The next consideration should be whether your application will require manual-ranging, or whether auto-ranging is acceptable. They function just as they sound. Auto-ranging automatically selects the correct range for the test being conducted (i.e. amps, milliamps, microamps, etc.) and manual-ranging requires the user to adjust the range for a more accurate reading of the test.
Ok, so why wouldn’t you just purchase auto-ranging? While their accuracy is very high, manual-ranging multimeters allow the user to fine tune the reading to more decimal points when necessary. For many applications that wouldn’t be required, but when it is, then a manual-ranging meter is the right tool for the job. If this won’t be a common need for the user, some auto-ranging meters have manual-ranging features, so that could be a good solution as well.
Some will only measure one type of value, while others measure six or more. There is a meter to fit every need. For those just starting out and unsure what to get, I would recommend something that measures voltage, current, and resistance for sure and one that has a continuity test function.

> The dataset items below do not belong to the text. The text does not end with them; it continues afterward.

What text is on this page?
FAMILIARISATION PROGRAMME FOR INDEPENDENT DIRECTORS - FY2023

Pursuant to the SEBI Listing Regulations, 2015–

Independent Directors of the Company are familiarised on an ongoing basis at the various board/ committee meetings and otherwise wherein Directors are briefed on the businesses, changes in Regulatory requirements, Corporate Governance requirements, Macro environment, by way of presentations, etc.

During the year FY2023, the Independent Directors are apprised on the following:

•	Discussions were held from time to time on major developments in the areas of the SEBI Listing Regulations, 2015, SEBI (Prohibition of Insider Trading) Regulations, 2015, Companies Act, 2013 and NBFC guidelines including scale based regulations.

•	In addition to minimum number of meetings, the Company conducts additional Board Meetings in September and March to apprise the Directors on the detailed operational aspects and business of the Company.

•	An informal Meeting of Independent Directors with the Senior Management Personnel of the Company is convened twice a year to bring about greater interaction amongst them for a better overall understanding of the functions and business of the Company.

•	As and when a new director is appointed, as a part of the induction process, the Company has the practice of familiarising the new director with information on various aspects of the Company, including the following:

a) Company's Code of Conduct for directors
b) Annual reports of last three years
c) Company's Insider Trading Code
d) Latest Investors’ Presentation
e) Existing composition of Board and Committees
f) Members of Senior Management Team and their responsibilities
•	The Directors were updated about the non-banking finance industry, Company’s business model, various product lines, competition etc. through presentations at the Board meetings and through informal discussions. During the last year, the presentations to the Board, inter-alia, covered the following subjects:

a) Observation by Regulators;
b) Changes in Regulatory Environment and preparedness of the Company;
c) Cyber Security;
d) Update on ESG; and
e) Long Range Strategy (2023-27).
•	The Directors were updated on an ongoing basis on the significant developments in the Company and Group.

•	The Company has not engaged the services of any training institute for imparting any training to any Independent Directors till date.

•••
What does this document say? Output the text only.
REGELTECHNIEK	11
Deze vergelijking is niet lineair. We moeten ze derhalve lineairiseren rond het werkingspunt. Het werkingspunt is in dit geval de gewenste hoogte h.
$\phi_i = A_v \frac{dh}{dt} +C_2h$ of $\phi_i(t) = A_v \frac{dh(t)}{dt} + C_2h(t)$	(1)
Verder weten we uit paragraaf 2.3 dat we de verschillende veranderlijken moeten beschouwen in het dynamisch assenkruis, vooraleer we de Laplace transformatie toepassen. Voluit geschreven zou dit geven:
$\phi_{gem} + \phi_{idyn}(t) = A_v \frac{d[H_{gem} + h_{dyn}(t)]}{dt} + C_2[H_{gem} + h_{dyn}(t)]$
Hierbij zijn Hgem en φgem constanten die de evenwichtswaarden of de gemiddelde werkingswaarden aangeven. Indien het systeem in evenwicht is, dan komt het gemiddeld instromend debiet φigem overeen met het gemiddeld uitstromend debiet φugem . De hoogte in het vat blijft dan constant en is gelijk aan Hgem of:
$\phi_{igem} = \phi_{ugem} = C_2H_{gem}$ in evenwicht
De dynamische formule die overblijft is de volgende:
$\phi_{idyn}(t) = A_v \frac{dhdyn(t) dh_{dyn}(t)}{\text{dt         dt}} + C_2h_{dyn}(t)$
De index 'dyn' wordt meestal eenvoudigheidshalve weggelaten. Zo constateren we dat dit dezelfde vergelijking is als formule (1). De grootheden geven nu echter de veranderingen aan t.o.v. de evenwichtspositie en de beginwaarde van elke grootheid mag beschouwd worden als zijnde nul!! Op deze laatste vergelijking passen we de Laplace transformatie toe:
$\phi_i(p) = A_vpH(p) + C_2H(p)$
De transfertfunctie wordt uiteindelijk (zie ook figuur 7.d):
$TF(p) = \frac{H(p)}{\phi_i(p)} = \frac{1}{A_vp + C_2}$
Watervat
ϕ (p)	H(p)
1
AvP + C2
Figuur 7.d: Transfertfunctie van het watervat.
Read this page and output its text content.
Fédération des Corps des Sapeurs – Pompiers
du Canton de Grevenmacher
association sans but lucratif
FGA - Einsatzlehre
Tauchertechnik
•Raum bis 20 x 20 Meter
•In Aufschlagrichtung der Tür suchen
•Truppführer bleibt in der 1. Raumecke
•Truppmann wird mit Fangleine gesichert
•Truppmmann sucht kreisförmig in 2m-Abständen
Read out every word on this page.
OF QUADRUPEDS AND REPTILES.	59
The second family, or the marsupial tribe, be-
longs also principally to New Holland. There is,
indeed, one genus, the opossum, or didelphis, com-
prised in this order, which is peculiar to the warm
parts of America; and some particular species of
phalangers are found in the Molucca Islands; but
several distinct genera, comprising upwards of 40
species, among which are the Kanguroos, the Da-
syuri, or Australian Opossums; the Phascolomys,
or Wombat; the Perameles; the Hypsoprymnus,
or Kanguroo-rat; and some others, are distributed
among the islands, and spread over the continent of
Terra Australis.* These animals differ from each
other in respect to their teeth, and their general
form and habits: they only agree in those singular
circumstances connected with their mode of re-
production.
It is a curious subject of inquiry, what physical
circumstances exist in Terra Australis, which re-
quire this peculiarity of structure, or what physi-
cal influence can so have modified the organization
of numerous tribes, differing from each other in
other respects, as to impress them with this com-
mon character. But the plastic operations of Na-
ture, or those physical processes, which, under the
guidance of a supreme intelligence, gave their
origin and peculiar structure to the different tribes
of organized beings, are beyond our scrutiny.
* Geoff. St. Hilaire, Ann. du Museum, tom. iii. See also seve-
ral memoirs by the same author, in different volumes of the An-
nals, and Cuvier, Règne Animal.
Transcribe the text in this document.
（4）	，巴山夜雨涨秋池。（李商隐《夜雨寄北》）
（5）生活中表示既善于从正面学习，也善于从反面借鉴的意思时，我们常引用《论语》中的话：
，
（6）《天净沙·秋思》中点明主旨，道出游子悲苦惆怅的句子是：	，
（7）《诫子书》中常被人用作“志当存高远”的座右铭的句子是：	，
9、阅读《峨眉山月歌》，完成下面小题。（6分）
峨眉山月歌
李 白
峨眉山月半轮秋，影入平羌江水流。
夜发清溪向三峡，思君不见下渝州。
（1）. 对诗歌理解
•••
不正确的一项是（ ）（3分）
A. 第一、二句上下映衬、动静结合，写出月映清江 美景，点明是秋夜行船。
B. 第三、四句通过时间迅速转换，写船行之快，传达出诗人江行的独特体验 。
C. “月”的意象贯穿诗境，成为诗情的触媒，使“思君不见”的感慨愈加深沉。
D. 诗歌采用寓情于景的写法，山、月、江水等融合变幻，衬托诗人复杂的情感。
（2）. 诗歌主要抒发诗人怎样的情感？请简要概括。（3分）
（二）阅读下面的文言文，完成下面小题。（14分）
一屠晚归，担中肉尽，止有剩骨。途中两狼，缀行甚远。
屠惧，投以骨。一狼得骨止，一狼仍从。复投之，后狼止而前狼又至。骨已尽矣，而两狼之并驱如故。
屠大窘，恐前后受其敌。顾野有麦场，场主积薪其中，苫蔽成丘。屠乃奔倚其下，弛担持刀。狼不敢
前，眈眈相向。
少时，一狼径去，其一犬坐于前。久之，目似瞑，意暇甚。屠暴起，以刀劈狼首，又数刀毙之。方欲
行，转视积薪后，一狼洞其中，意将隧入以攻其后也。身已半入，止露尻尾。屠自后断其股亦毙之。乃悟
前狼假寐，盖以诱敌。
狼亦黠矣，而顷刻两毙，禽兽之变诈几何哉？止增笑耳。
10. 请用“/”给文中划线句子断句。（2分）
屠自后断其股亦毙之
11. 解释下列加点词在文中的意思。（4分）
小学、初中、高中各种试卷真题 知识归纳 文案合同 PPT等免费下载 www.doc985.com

(Image source: Mueller Electric Co)
Now that I’ve covered the meters, let me go over some of the probe options. Most meters come with at least one set of probes, some come with more. The most common is the test probe. These have a fine point on the end allowing you to “probe” them into tight places within circuits for testing or through wire insulation. Although these are the probes most commonly provided with meters, there are many other types, and each has their own best use depending on application. Some other types are:
- Alligator Clips
- Spade Lugs
- Tweezer Leads
There are many variants that I have not listed along with multiple size options of each. One thing to note is that if a meter can measure temperature, it will require a special temperature probe.
These powerful tools are a necessity for all labs/Makerspaces. They will save you hours of frustration troubleshooting circuits and could even save you money in the right circumstances.